Langit senja kini sudah mengeluarkan selimut malamnya. Saat itulah tangannya merogoh saku mengeluarkan ponsel miliknya. Jemarinya lincah mencari sebuah kontak bernama 'Mahesa'. Tanpa babibu, segera ia menekan tombol telepon untuk menghubungi karibnya itu.
“Sa ... makasih udah mau jadi seseorang yang selalu ada buat gue. Maaf juga, karena gue belum bisa jadi temen yang bisa ngebales semua kebaikan lo selama ini.”
“Hah? Lo kesambet apa dah tiba-tiba sok ngomong manis gini ke gue, Ris.“
“Gue baru aja selesai mencerna semua khutbah lo selama setahun belakangan ini, Sa. Nanti malem gue tunggu lo di apartemen. Gue bakal butuh lo di sana buat nguatin gue. Gue ... udah ikhlas ngelepas Vidi, Sa.” Seketika terpampang senyum lega yang terukir di wajah lelaki di seberang sana, walaupun saat itu Haris tak melihatnya.
“Oke. I'll be there, my Bro.”
Setelah menutup telepon mereka, Haris kembali memantapkan hatinya. Dengan mengingat semua hal yang telah Mahesa lakukan untuknya. Semua khutbah yang tak bosannya Mahesa berikan padanya. Kenapa ia baru saja tersadar bahwa Tuhan sebenarnya telah mengirimkan sebuah hadiah padanya bernama Mahesa.
Ah, cinta itu memang buta. Hanya karena Haris kehilangan satu cintanya, ia bahkan tak menyadari ada kasih sayang yang dengan suka rela orang lain berikan padanya sepanjang waktu. Andai Tuhan memberikan kesempatan untuk bertemu dengan Mahesa di kehidupan selanjutnya, ia akan meminta Tuhan untuk mempertemukan mereka sebagai saudara dalam ikatan darah.
25 Maret 2021, 20.00 WIB
Setelah setahun mengalami semua perdebatan sengit dalam diri Haris, malam itu akhirnya ia mantap memutuskan menghubungi Vidi untuk terakhir kalinya. Lalu di akhir percakapan mereka, akhirnya Haris bisa dengan benar-benar lega mengucapkan balik kalimat perpisahan itu, benar-benar tanpa ada beban di dalamnya.
Vidi ... all I want is for you to be happy. Always.
Kini Haris bisa dengan lega mengatakan bahwa dia bersyukur dengan semua yang sudah terjadi di kehidupannya. Semua itu ada masanya. Ada masa yang dahulu sempat dekat dan akhirnya menjauh. Ada yang dulu sempat spesial dan sekarang menjadi biasa saja. Ya, semua itu sudah ada masanya sendiri-sendiri.

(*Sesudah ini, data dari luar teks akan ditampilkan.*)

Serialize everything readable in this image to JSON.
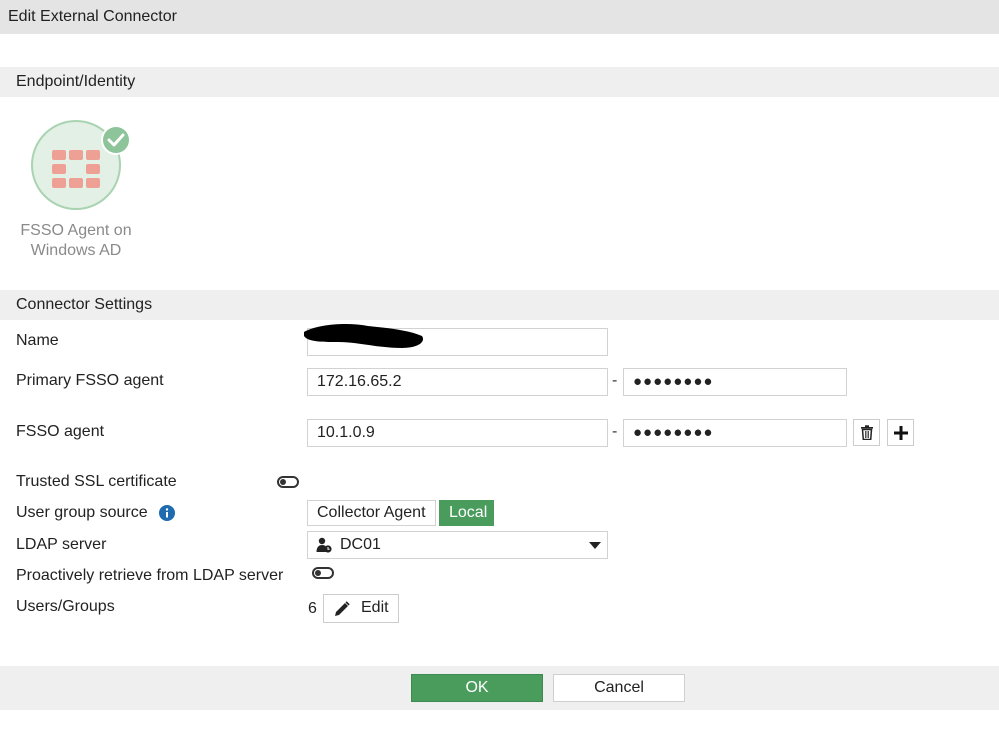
{
  "dialog": {
    "title": "Edit External Connector"
  },
  "sections": {
    "endpoint": "Endpoint/Identity",
    "settings": "Connector Settings"
  },
  "connector_type": {
    "line1": "FSSO Agent on",
    "line2": "Windows AD",
    "icon": "fortinet-logo-icon",
    "status_icon": "checkmark-icon",
    "accent_color": "#5fa36b"
  },
  "fields": {
    "name": {
      "label": "Name",
      "value": ""
    },
    "primary_agent": {
      "label": "Primary FSSO agent",
      "ip": "172.16.65.2",
      "password": "●●●●●●●●",
      "separator": "-"
    },
    "agent": {
      "label": "FSSO agent",
      "ip": "10.1.0.9",
      "password": "●●●●●●●●",
      "separator": "-"
    },
    "trusted_ssl": {
      "label": "Trusted SSL certificate",
      "enabled": false
    },
    "user_group_source": {
      "label": "User group source",
      "options": [
        "Collector Agent",
        "Local"
      ],
      "selected": "Local"
    },
    "ldap_server": {
      "label": "LDAP server",
      "value": "DC01"
    },
    "proactive": {
      "label": "Proactively retrieve from LDAP server",
      "enabled": false
    },
    "users_groups": {
      "label": "Users/Groups",
      "count": "6",
      "edit_label": "Edit"
    }
  },
  "footer": {
    "ok_label": "OK",
    "cancel_label": "Cancel"
  },
  "colors": {
    "primary_green": "#4a9c5d",
    "header_gray": "#e4e4e4",
    "section_gray": "#efefef"
  }
}
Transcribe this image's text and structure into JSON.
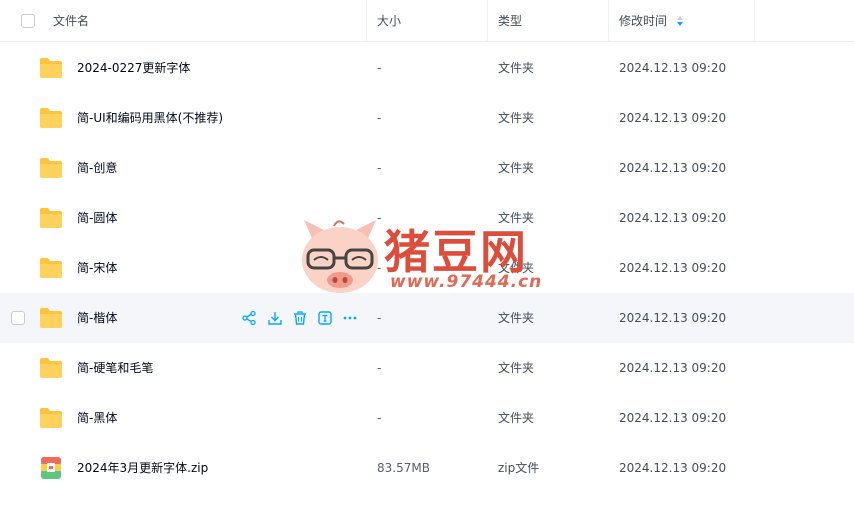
{
  "header": {
    "name_label": "文件名",
    "size_label": "大小",
    "type_label": "类型",
    "time_label": "修改时间"
  },
  "rows": [
    {
      "name": "2024-0227更新字体",
      "size": "-",
      "type": "文件夹",
      "time": "2024.12.13 09:20",
      "icon": "folder-icon"
    },
    {
      "name": "简-UI和编码用黑体(不推荐)",
      "size": "-",
      "type": "文件夹",
      "time": "2024.12.13 09:20",
      "icon": "folder-icon"
    },
    {
      "name": "简-创意",
      "size": "-",
      "type": "文件夹",
      "time": "2024.12.13 09:20",
      "icon": "folder-icon"
    },
    {
      "name": "简-圆体",
      "size": "-",
      "type": "文件夹",
      "time": "2024.12.13 09:20",
      "icon": "folder-icon"
    },
    {
      "name": "简-宋体",
      "size": "-",
      "type": "文件夹",
      "time": "2024.12.13 09:20",
      "icon": "folder-icon"
    },
    {
      "name": "简-楷体",
      "size": "-",
      "type": "文件夹",
      "time": "2024.12.13 09:20",
      "icon": "folder-icon",
      "hovered": true
    },
    {
      "name": "简-硬笔和毛笔",
      "size": "-",
      "type": "文件夹",
      "time": "2024.12.13 09:20",
      "icon": "folder-icon"
    },
    {
      "name": "简-黑体",
      "size": "-",
      "type": "文件夹",
      "time": "2024.12.13 09:20",
      "icon": "folder-icon"
    },
    {
      "name": "2024年3月更新字体.zip",
      "size": "83.57MB",
      "type": "zip文件",
      "time": "2024.12.13 09:20",
      "icon": "zip-file-icon"
    }
  ],
  "row_actions": [
    "share-icon",
    "download-icon",
    "delete-icon",
    "rename-icon",
    "more-icon"
  ],
  "watermark": {
    "title": "猪豆网",
    "url": "www.97444.cn"
  },
  "colors": {
    "accent": "#06a7ff",
    "folder": "#ffc43d",
    "hover_row": "#f5f6fa",
    "watermark": "#dc4e3b"
  }
}
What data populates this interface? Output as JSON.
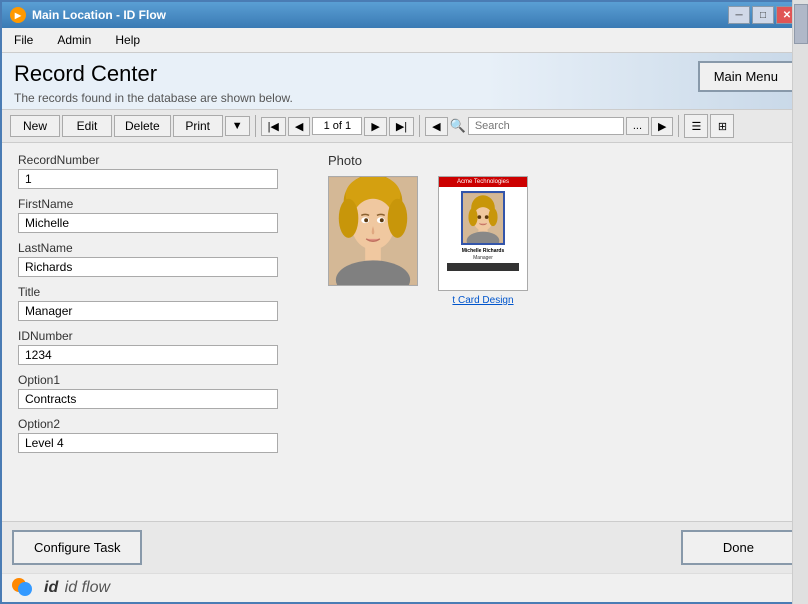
{
  "window": {
    "title": "Main Location - ID Flow"
  },
  "menu": {
    "items": [
      "File",
      "Admin",
      "Help"
    ]
  },
  "header": {
    "title": "Record Center",
    "subtitle": "The records found in the database are shown below.",
    "main_menu_label": "Main Menu"
  },
  "toolbar": {
    "new_label": "New",
    "edit_label": "Edit",
    "delete_label": "Delete",
    "print_label": "Print",
    "page_info": "1 of 1",
    "search_placeholder": "Search"
  },
  "fields": [
    {
      "label": "RecordNumber",
      "value": "1"
    },
    {
      "label": "FirstName",
      "value": "Michelle"
    },
    {
      "label": "LastName",
      "value": "Richards"
    },
    {
      "label": "Title",
      "value": "Manager"
    },
    {
      "label": "IDNumber",
      "value": "1234"
    },
    {
      "label": "Option1",
      "value": "Contracts"
    },
    {
      "label": "Option2",
      "value": "Level 4"
    }
  ],
  "photo_section": {
    "label": "Photo"
  },
  "id_card": {
    "company": "Acme Technologies",
    "name": "Michelle Richards",
    "title": "Manager",
    "link_text": "t Card Design"
  },
  "footer": {
    "configure_task_label": "Configure Task",
    "done_label": "Done"
  },
  "branding": {
    "text": "id flow"
  }
}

Bukan Haris ingin melupakan Vidi. Bukan, dia takkan mungkin lupa walaupun dia sebenarnya ia ingin, bukan? Memori itu akan selalu tersimpan di suatu tempat dalam otaknya. Kenangan-kenangan itu bisa saja muncul kembali ke permukaan. Namun Haris tak ingin menyesalinya. Ia takkan menyangkal fakta bahwa Vidi pernah menjadi bagian terbaik dalam hidupnya. Kini dia bisa mengatakan bahwa masa bersama Vidi adalah masa paling indah dalam hidupnya. dan ia sama sekali tak akan menyesalinya.
Terima kasih, Tuhan ... karena sudah menciptakan skenario indah dalam satu chapter kehidupanku.
Setelah merapalkan rasa syukurnya itu Haris menoleh ke arah sosok lelaki yang sedari tadi setia menungguinya. Netra mereka saling bertatap, lalu sedetik kemudian terpampang sebuah senyum di wajah keduanya.
“Good job, my bro,” ujar Mahesa sambil menepuk-nepuk punggung Haris bangga.
“Gue gak akan bisa ngelewatin ini semua tanpa lo, Sa. Makasih, ya.”
Tak ada jawaban dari Mahesa. Malam itu entah karena rintikan hujan yang membuat nuansa menjadi sendu atau memang hati kedua lelaki itu yang sedang melembut. Mungkin perpaduan dua faktor itu yang membuat malam itu malah menjadi malam yang hangat bagi mereka berdua.